Thanks man. Best page I have read so far and this just helped me feel a little more relaxed and have a slight idea whats gonna happen . Today is my daughters due date and I have been excited scared nervous and everything in between. But I will come back and read again if things start getting to crazy.

49 Frustrated February 4, 2014 at 1:17 am

I read this article right when it came our, grateful for the info as my daughter was due a month later. Now that she has been here for three weeks, I have to say that I really wish this article would address colic.

At this point in my life, you could never convince me that there is anything in the world more frustrating than colic. The baby cries and cries, and there is nothing you can do to relieve it. I used to read articles that would constantly warn about shaking babies and wonder why it would need to be said. Now I understand just how thin your patience can wear as a new father with a colicky baby.

Add to this the fact that my wife is having a terrible time breastfeeding – complications are arising from cracked nipples, poor latching, and the baby swallowing so much air that she spits up five to seven times after each feeding over a duration of about an hour and a half.

I think our tendency as men to seek out solutions can create some mental and emotional danger in early fatherhood. I am educated enough to understand that there are some things that cannot be controlled and that you simply have to wait them out. My experience as an exhausted father has taught me that knowledge of that fact does not always make coping easier. I would love some advice on how to mentally overcome these challenges. If I turn my attention outward to my wife, I feel terrible because I can’t manage the things that truly cause her distress. I am not in the healthiest mental state for calmly approaching these challenges and nothing I read or hear seems to really help.

The big question is this: How do you actually develop enough patience to be mentally healthy enough to support your wife and child?
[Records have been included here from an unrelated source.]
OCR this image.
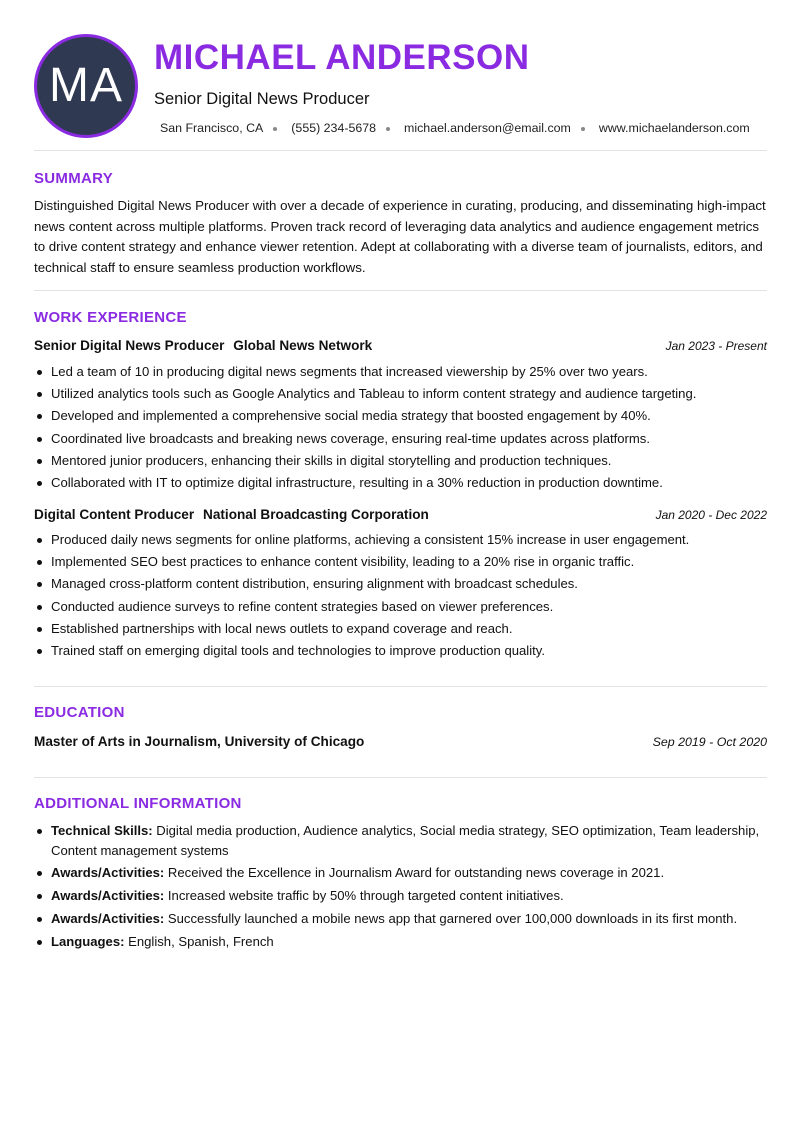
MA
MICHAEL ANDERSON

Senior Digital News Producer

San Francisco, CA (555) 234-5678 michael.anderson@email.com www.michaelanderson.com
SUMMARY

Distinguished Digital News Producer with over a decade of experience in curating, producing, and disseminating high-impact news content across multiple platforms. Proven track record of leveraging data analytics and audience engagement metrics to drive content strategy and enhance viewer retention. Adept at collaborating with a diverse team of journalists, editors, and technical staff to ensure seamless production workflows.

WORK EXPERIENCE
Senior Digital News Producer Global News Network	Jan 2023 - Present
Led a team of 10 in producing digital news segments that increased viewership by 25% over two years.
Utilized analytics tools such as Google Analytics and Tableau to inform content strategy and audience targeting.
Developed and implemented a comprehensive social media strategy that boosted engagement by 40%.
Coordinated live broadcasts and breaking news coverage, ensuring real-time updates across platforms.
Mentored junior producers, enhancing their skills in digital storytelling and production techniques.
Collaborated with IT to optimize digital infrastructure, resulting in a 30% reduction in production downtime.
Digital Content Producer National Broadcasting Corporation	Jan 2020 - Dec 2022
Produced daily news segments for online platforms, achieving a consistent 15% increase in user engagement.
Implemented SEO best practices to enhance content visibility, leading to a 20% rise in organic traffic.
Managed cross-platform content distribution, ensuring alignment with broadcast schedules.
Conducted audience surveys to refine content strategies based on viewer preferences.
Established partnerships with local news outlets to expand coverage and reach.
Trained staff on emerging digital tools and technologies to improve production quality.
EDUCATION
Master of Arts in Journalism, University of Chicago	Sep 2019 - Oct 2020
ADDITIONAL INFORMATION
Technical Skills: Digital media production, Audience analytics, Social media strategy, SEO optimization, Team leadership, Content management systems
Awards/Activities: Received the Excellence in Journalism Award for outstanding news coverage in 2021.
Awards/Activities: Increased website traffic by 50% through targeted content initiatives.
Awards/Activities: Successfully launched a mobile news app that garnered over 100,000 downloads in its first month.
Languages: English, Spanish, French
50 Garrett February 25, 2014 at 8:41 pm

Thank you for this brilliant post. I have been a father now for over two years and a father of two for almost six months. It is good to see that more or less everything I have felt as a father thus far is a similar experience to most men out there. It has been a truly fantastic experience so far and I feel incredibly blessed to have had two healthy boys. It is an honor and a privilege to be a dad and I relish every little change in my sons whether it is my oldest sleeping in a “big boy bed” or my youngest having his first bites of baby food. I just recently found this website and I am really enjoying reading the articles. Keep up the good work and thank you!